Il ventenne si portò le mani alle labbra, ci sospirò dentro, provando a scaldarle, pensando a quanto i guanti fossero un'invenzione fantastica, soprattutto quando non li indossi in piena notte, mentre trascini sacchi magici pieni di regali.

Jimin, stanco, si sedette semplicemente sul divano, rimanendo semplicemente in silenzio osservando l'altro: il biondo vestito di rosso tirò fuori la sua pergamena arrotolata, la aprì velocemente, la lesse poi annuì e si avvicinò al sacco, ci si chinò davanti e lo aprì, infilandoci subito dopo la mano e rovistandoci dentro.

«No, no, non è questo, manco questo...» borbottava a voce bassa e Jimin fu tentato da prenderlo in giro, ma tanta era la stanchezza che non gli venne nessuna battuta d'effetto. Decise di rimanere semplicemente a riposarsi, seduto, conservando il fiato. «Ah, eccolo qui!»
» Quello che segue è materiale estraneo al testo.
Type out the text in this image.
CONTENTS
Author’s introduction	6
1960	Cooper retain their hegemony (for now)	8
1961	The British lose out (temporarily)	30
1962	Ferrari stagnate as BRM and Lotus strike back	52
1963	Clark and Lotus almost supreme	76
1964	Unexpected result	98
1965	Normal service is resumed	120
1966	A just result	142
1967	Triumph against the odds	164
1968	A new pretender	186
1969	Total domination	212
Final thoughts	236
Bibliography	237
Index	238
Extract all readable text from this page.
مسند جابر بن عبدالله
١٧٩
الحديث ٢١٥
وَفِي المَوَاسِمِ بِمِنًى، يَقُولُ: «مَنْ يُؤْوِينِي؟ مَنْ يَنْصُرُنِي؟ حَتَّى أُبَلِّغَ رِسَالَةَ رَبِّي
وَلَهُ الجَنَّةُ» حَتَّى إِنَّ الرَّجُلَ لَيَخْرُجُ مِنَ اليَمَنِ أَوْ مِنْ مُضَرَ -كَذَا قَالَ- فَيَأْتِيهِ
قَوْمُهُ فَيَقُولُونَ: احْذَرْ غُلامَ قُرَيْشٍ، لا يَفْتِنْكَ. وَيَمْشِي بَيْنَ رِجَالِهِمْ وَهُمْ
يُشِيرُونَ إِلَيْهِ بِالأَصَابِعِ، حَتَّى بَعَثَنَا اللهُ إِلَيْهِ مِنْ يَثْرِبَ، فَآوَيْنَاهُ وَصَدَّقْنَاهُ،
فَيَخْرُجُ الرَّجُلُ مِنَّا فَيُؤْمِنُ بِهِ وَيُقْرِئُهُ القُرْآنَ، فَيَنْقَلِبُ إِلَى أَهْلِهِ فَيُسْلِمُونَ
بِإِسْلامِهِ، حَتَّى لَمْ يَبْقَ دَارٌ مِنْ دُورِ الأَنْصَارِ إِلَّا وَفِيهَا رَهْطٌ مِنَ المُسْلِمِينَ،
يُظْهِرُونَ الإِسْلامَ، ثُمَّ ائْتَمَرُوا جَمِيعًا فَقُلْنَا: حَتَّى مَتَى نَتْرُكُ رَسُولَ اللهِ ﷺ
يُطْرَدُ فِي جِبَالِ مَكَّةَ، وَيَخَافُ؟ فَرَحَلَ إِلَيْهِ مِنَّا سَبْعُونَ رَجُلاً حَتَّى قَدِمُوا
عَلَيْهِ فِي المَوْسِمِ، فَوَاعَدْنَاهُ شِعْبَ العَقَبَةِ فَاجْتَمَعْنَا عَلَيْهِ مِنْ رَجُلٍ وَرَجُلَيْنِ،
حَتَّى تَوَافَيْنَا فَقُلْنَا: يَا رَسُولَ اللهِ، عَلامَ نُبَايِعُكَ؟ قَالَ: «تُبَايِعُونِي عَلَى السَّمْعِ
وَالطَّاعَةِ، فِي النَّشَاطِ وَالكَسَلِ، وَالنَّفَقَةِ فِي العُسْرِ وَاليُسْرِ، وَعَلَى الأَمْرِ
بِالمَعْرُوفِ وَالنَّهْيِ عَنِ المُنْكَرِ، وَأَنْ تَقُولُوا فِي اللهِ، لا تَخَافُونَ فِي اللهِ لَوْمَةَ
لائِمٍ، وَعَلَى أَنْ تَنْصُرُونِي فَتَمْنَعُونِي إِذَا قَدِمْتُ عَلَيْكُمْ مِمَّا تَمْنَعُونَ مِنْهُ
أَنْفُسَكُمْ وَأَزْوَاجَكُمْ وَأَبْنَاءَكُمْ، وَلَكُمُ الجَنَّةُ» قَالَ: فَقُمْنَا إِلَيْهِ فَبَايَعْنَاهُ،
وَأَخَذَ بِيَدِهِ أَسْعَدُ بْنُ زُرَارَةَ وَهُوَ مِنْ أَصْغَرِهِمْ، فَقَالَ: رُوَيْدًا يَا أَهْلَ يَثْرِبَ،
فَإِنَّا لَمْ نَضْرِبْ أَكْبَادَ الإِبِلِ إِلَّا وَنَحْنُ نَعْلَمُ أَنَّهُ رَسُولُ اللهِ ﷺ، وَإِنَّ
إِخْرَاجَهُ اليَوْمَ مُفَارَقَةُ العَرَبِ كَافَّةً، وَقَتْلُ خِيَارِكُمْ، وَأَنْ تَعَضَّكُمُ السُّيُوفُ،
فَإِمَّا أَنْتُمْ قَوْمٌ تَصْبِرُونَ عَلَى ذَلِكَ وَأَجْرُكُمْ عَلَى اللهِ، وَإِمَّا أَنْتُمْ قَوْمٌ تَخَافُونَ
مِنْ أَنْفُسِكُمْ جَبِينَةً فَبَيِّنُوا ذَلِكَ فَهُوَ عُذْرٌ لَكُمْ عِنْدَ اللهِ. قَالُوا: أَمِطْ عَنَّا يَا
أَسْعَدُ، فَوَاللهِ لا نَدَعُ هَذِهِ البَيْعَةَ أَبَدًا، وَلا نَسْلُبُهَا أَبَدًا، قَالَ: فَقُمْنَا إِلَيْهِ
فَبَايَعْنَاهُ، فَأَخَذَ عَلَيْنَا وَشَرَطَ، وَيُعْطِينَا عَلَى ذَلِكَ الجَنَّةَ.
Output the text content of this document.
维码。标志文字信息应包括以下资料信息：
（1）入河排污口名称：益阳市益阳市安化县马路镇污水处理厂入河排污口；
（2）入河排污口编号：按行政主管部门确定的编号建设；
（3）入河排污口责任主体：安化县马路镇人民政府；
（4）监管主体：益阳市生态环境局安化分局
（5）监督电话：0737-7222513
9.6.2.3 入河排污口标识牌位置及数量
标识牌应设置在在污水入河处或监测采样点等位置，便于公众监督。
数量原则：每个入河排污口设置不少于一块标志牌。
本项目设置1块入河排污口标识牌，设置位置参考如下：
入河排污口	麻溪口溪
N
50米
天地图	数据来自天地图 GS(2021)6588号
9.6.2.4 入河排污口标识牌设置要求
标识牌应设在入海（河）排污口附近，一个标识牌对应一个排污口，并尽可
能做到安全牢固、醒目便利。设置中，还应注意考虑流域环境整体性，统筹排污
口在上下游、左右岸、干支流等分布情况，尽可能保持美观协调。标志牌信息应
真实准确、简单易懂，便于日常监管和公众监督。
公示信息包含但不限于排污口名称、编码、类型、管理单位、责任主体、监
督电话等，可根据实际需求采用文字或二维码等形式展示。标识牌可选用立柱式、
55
Yoongi prese un grosso pacco, decorato con carta verde brillante e un nastro rosso lucido, chiuso su uno dei lati più larghi con una coccarda elegante; non c'erano biglietti, non c'erano firme, era un semplice regalo impreziosito da alcuni adesivi a forma di stelle, in alcuni punti, sopra la carta.

«Cos'è?» chiese, curioso, il moro, poggiando la testa al bracciolo e continuando a seguire con lo sguardo l'altro lavorare.

«Fatti i cazzi tuoi.» fu la risposta secca dell'altro.

Jimin sospirò e chiuse semplicemente gli occhi, stanco: «Sarà una lunga, lunghissima, notte».